Randy, your comment actually helps illuminate the core tension I was trying to explore. When disagreement—particularly around high-stakes or emotionally charged issues—is quickly framed as harm, it shifts the conversation from dialogue to moral triage. The problem isn’t that some beliefs can’t be harmful. Of course they can. The issue is what happens when the existence of disagreement becomes sufficient grounds for estrangement, especially in the absence of dialogue. This framing risks collapsing the difference between sincere divergence and malicious intent. One doesn’t need to defend any particular position (on vaccines, politics, or anything else) to be concerned about a broader pattern: that relational bonds are increasingly mediated through ideological litmus tests. When the test is failed, the person is not simply “wrong” but unworthy of contact. That’s the heart of what I refer to as Estrangement Ideology.

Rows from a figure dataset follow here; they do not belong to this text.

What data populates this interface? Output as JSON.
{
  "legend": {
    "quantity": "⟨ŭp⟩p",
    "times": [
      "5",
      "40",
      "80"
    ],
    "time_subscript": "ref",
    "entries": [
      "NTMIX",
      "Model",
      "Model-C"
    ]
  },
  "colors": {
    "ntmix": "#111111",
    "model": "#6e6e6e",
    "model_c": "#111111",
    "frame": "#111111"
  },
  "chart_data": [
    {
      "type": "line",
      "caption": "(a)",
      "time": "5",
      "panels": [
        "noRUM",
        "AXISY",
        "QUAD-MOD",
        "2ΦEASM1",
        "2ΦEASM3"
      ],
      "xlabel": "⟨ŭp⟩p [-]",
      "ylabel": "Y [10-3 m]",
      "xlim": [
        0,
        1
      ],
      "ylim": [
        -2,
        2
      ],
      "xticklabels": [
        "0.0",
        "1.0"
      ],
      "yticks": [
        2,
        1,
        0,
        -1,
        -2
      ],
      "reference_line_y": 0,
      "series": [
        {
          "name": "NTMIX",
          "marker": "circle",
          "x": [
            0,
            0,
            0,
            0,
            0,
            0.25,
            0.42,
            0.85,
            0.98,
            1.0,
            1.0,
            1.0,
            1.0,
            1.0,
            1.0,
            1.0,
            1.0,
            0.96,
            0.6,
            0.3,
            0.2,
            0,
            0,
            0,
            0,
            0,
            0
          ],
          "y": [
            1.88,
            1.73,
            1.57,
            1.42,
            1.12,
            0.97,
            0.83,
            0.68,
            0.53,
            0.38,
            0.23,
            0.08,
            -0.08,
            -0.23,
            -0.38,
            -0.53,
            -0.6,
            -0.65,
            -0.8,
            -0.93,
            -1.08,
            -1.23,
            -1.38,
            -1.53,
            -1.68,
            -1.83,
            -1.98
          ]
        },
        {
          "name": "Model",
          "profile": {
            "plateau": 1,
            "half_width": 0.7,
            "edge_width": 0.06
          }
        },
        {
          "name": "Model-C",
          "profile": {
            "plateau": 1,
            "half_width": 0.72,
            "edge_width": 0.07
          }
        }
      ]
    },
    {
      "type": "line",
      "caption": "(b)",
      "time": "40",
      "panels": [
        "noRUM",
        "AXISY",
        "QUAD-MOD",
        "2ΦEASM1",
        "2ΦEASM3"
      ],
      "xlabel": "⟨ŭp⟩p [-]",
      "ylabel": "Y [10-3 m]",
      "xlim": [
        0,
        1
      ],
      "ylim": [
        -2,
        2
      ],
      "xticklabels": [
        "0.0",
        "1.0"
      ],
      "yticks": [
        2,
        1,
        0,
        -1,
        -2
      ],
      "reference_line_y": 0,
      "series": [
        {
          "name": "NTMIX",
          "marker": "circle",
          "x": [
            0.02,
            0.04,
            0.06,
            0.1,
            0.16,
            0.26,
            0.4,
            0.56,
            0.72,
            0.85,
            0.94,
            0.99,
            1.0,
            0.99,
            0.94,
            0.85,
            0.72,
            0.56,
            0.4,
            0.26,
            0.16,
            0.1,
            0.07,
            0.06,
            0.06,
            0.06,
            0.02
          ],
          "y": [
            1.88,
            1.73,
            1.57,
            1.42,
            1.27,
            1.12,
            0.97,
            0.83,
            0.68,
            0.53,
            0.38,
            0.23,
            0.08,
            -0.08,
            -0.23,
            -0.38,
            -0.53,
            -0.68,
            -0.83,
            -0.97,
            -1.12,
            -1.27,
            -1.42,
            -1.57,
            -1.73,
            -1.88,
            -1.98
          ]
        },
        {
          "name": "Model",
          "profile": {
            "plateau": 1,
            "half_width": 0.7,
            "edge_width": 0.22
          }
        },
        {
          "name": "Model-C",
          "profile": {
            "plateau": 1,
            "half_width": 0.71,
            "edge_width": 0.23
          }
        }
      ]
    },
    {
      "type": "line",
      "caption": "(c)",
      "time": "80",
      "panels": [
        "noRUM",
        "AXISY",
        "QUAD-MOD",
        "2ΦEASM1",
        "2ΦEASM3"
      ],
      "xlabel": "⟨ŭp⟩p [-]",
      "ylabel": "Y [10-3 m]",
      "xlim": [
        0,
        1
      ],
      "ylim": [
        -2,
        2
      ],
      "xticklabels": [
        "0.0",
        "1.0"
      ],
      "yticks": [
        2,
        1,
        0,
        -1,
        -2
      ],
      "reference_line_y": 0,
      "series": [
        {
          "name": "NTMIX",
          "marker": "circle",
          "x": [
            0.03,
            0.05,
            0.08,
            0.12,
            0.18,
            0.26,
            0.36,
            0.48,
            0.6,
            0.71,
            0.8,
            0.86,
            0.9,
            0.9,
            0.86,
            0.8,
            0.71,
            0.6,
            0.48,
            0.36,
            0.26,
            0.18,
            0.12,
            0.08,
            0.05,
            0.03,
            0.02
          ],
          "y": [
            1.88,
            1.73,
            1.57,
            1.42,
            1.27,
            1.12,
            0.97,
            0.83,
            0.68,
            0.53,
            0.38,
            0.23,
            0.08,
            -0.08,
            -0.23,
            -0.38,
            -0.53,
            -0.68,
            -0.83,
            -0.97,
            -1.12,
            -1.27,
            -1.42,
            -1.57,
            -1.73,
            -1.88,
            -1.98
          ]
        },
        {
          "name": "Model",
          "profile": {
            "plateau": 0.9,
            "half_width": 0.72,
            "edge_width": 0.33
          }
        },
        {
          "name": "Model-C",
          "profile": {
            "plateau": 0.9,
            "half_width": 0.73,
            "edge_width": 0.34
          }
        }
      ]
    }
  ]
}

It's a phenomenon not just about individual choices but about how ideological narratives transform disagreement into disconnection, often in ways that foreclose empathy on all sides. My concern is less with whether someone is “right” and more with what we lose when the possibility of mutual understanding is abandoned in favour of moral sorting.
But with the vaccine question I mentioned, to name one example not at random, there is actual real harm. If the grandparents refuse to get vaccinated while also demanding access to their grandchild, they can definitely cause the grandchild harm, even possibly lead to their deaths. Deciding that the parents have not got the right to protect the children from an obvious harm because the grandparents choose to not believe there is a harm associated with their actions seems odd. Fervent belief counts for nothing, and it does not matter if someone sincerely believes in their innocence.